Cobblers to polish work skills through varsity course
The humble roadside cobbler has now been given an opportunity to acquire higher education, courtesy a state government initiative with the Y.B. Chavan ...
The humble roadside cobbler has now been given an opportunity to acquire higher education, courtesy a state government initiative with the Y.B. Chavan Maharashtra Open University (YCMOU), a top official said here Friday.
The YCMOU has developed a week-long training programme for cobblers to provide them with advanced work skills and reward them with a certificate. "This certificate will be valid to obtain loans from nationalised banks and help cobblers buy better equipment or expand their trade and become entrepreneurs," said YCMOU spokesperson S. Belsare.
The initiative, with a nominal course fee, has been sponsored by the Leather Industry Development of Maharashtra (LIDCOM) and the course was designed by YCMOU vice-chancellor R. Krishnakumar in consultation with several cobblers' trade organisations and experts like Sanjivni Mahale of the Department of Education of YCMOU and former state minister Babanrao Gholap, he said.
Presently, the course is being introduced in five districts: Dhule, Jalgaon, Ahmednagar, Nashik and Nandurbar, and will later cover the entire state, Mahale said.A Belsare explained that there are around 1.25 million cobblers in the state, including 55 percent in the rural areas, earning an average of Rs.100-150 daily, which barely suffices to maintain their families.

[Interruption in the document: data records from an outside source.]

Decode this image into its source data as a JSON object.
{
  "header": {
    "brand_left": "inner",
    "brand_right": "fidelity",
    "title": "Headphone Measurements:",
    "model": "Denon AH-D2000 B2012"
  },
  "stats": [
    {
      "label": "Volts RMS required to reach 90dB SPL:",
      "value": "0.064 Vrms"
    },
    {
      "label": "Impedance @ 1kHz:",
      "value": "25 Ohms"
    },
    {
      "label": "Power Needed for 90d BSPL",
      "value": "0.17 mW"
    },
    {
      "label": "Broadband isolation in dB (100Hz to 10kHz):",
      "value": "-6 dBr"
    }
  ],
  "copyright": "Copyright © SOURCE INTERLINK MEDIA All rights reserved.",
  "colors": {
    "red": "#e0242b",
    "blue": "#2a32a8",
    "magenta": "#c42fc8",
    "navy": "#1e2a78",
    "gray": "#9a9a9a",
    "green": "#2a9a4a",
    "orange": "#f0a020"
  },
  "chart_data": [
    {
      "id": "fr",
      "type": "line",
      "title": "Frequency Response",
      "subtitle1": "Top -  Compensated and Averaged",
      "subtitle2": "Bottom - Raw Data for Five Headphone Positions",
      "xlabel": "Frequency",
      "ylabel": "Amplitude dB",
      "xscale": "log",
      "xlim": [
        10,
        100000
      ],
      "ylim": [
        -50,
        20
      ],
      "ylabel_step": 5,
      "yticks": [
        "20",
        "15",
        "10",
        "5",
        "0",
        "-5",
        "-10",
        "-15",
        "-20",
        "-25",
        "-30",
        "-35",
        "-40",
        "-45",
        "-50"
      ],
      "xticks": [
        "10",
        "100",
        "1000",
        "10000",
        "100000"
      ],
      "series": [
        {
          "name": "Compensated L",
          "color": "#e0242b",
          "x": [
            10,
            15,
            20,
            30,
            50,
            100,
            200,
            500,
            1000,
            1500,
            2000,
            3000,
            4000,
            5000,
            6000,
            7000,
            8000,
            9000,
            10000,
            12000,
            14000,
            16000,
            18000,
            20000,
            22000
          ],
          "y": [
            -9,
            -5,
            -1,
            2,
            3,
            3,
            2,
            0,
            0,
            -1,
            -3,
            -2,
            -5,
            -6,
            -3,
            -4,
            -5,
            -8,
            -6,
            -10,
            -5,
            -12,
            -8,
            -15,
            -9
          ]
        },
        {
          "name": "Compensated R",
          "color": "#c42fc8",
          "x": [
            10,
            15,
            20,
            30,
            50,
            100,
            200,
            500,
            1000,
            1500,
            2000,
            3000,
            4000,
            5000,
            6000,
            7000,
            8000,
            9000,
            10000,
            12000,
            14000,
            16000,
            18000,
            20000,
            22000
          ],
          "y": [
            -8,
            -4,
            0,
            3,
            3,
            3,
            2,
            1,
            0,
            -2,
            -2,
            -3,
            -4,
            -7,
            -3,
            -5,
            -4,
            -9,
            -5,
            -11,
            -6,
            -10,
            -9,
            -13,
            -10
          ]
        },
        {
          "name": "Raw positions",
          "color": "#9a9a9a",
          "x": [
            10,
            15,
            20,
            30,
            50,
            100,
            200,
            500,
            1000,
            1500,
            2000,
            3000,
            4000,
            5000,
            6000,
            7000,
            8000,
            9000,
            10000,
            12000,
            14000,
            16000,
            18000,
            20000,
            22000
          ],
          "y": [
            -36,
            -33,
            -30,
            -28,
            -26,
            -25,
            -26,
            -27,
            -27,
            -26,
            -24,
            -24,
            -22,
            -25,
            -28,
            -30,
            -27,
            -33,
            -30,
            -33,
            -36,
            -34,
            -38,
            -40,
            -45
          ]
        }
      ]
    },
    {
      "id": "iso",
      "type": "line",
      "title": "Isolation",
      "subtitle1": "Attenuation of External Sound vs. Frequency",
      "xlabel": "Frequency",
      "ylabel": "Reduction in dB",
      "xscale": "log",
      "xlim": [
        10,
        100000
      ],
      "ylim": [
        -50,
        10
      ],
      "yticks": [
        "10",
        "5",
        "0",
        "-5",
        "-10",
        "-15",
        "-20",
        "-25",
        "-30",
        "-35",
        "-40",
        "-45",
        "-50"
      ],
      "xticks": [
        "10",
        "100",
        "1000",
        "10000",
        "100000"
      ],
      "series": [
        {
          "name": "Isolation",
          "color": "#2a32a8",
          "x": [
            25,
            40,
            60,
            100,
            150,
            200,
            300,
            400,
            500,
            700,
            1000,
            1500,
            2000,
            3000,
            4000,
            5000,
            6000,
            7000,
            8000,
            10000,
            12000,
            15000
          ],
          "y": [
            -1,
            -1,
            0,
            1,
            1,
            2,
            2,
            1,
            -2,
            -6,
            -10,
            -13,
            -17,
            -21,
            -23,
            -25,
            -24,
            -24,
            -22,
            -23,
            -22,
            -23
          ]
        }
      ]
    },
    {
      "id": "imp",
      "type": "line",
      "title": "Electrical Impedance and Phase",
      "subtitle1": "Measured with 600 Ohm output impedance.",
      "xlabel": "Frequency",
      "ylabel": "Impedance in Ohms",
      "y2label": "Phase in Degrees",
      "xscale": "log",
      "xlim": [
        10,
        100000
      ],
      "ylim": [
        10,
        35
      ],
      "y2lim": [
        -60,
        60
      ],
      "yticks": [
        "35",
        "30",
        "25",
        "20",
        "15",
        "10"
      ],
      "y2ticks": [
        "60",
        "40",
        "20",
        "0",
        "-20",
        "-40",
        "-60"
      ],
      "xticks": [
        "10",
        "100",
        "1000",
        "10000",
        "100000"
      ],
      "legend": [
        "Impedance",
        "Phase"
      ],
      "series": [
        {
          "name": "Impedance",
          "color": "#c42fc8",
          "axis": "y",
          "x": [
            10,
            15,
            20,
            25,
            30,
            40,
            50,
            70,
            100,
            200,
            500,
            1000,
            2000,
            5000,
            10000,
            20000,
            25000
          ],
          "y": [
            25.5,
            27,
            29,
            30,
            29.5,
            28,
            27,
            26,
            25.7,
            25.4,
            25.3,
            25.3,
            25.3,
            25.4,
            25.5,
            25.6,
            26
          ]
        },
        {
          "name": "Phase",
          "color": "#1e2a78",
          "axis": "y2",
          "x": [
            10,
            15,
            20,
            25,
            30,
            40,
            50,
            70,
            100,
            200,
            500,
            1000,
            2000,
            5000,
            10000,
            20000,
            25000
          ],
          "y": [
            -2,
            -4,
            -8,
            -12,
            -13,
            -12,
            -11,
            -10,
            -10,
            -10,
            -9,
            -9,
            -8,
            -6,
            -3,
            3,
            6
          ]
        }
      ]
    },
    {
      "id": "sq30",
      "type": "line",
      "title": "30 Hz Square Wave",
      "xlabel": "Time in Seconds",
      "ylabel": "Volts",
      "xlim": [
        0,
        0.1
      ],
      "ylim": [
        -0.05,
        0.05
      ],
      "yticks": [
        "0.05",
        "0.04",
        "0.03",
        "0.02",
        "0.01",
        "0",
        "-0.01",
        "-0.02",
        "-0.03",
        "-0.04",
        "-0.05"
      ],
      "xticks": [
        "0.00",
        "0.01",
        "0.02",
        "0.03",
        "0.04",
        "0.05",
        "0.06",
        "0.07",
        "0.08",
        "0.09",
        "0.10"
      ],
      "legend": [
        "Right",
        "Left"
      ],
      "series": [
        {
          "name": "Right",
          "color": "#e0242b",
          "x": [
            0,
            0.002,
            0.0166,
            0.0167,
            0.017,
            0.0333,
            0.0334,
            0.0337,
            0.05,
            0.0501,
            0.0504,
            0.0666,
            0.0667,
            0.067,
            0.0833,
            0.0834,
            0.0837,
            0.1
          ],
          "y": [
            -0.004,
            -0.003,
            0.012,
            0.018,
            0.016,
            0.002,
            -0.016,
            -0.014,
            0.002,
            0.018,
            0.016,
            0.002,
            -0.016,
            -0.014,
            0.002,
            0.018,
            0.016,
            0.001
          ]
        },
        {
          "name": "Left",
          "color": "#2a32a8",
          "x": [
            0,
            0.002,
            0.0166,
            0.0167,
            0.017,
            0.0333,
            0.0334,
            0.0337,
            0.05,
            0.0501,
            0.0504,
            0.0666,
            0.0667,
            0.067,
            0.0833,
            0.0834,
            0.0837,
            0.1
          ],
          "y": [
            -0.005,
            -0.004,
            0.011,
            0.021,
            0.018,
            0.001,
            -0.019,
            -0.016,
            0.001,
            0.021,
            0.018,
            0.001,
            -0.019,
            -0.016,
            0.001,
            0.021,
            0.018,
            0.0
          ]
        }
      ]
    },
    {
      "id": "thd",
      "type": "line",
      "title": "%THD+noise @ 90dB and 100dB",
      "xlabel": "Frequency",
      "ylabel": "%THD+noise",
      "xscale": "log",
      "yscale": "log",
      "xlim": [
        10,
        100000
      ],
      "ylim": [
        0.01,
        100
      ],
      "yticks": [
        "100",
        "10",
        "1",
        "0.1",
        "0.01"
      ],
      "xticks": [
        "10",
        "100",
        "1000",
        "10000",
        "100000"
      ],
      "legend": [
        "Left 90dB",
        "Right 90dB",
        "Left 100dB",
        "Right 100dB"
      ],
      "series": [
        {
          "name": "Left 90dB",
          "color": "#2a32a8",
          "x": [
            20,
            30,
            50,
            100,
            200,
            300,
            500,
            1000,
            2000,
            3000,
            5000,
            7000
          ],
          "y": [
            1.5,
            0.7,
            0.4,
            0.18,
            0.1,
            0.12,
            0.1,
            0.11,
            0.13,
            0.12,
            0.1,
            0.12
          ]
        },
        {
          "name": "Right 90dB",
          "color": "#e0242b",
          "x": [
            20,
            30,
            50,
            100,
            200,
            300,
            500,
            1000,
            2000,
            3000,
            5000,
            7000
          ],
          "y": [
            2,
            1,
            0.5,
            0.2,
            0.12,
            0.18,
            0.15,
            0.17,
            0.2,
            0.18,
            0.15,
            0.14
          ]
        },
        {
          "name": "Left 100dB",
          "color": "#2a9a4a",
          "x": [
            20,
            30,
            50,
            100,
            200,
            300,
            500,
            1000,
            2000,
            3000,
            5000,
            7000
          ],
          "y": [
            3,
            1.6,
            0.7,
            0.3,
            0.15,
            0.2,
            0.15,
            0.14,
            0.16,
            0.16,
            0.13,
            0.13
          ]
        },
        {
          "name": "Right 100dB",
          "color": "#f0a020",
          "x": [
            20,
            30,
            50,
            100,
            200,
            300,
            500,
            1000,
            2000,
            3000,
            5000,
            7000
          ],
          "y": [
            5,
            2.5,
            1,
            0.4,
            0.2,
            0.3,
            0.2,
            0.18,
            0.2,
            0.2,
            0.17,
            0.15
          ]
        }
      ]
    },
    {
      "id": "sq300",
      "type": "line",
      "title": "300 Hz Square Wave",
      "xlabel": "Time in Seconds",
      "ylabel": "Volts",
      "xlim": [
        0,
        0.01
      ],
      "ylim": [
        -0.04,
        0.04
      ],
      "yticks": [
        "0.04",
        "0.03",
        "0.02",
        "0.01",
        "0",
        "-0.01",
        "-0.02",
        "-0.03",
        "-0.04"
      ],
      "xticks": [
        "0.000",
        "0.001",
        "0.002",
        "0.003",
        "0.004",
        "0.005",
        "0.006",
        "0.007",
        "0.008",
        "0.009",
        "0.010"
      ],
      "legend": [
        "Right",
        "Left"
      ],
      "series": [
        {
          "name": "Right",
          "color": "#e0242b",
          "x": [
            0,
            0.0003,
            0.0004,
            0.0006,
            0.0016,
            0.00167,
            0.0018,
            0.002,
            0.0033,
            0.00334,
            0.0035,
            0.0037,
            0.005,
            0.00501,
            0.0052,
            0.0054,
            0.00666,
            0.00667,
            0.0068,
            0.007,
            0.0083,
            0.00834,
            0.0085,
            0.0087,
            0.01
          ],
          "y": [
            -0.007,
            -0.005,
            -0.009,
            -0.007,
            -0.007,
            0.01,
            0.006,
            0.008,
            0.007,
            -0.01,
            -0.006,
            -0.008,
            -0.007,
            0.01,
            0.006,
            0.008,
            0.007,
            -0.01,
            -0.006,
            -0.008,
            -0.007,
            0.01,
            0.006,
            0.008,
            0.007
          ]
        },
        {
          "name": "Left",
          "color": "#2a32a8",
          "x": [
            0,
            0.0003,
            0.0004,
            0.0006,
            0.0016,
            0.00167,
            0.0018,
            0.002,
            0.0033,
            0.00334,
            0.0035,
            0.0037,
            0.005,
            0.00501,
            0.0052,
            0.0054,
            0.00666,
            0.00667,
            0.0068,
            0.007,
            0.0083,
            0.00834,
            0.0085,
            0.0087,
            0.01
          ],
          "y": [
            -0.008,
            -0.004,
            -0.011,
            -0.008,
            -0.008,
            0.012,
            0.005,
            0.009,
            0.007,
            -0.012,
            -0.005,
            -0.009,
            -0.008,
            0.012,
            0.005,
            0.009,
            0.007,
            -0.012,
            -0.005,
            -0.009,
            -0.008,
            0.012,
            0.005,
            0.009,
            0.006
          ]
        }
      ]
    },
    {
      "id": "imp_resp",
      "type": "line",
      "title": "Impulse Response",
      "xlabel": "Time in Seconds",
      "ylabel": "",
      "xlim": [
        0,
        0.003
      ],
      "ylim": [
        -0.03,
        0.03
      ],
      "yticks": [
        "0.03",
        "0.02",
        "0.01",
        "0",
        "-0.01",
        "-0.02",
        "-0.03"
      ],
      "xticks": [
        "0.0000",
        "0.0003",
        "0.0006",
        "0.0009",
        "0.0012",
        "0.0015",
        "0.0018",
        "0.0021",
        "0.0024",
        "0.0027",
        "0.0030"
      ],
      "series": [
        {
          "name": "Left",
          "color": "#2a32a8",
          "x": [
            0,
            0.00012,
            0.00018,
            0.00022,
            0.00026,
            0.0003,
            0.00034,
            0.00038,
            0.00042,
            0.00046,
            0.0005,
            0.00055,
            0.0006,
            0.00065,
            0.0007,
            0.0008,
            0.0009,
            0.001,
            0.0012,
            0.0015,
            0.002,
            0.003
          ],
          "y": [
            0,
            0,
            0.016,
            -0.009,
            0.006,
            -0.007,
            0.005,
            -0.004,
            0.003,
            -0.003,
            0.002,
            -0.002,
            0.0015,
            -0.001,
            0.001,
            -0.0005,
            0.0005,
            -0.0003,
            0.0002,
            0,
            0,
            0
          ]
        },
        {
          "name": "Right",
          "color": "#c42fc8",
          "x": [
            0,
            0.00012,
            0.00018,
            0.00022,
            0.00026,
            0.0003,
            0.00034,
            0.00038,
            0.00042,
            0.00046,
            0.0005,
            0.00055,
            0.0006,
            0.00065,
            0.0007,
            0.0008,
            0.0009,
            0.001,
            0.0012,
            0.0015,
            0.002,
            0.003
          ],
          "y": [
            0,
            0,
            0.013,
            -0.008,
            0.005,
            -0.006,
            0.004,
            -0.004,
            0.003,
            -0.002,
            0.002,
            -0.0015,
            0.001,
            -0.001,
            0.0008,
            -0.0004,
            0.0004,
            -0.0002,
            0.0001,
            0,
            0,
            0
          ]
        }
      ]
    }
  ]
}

"The need of the services of the cobblers is eternal and will remain till mankind exists on this planet. However, their important skills and knowledge are passed on from generation to generation only as a family tradition. The conventional system of education does not recognise these otherwise high quality skills," Belsare explained.
Accordingly, the YCMOU developed the one-week skill training programme, taking into consideration the needs of the cobblers. Depending on the response, a more elaborate programme will be implemented later.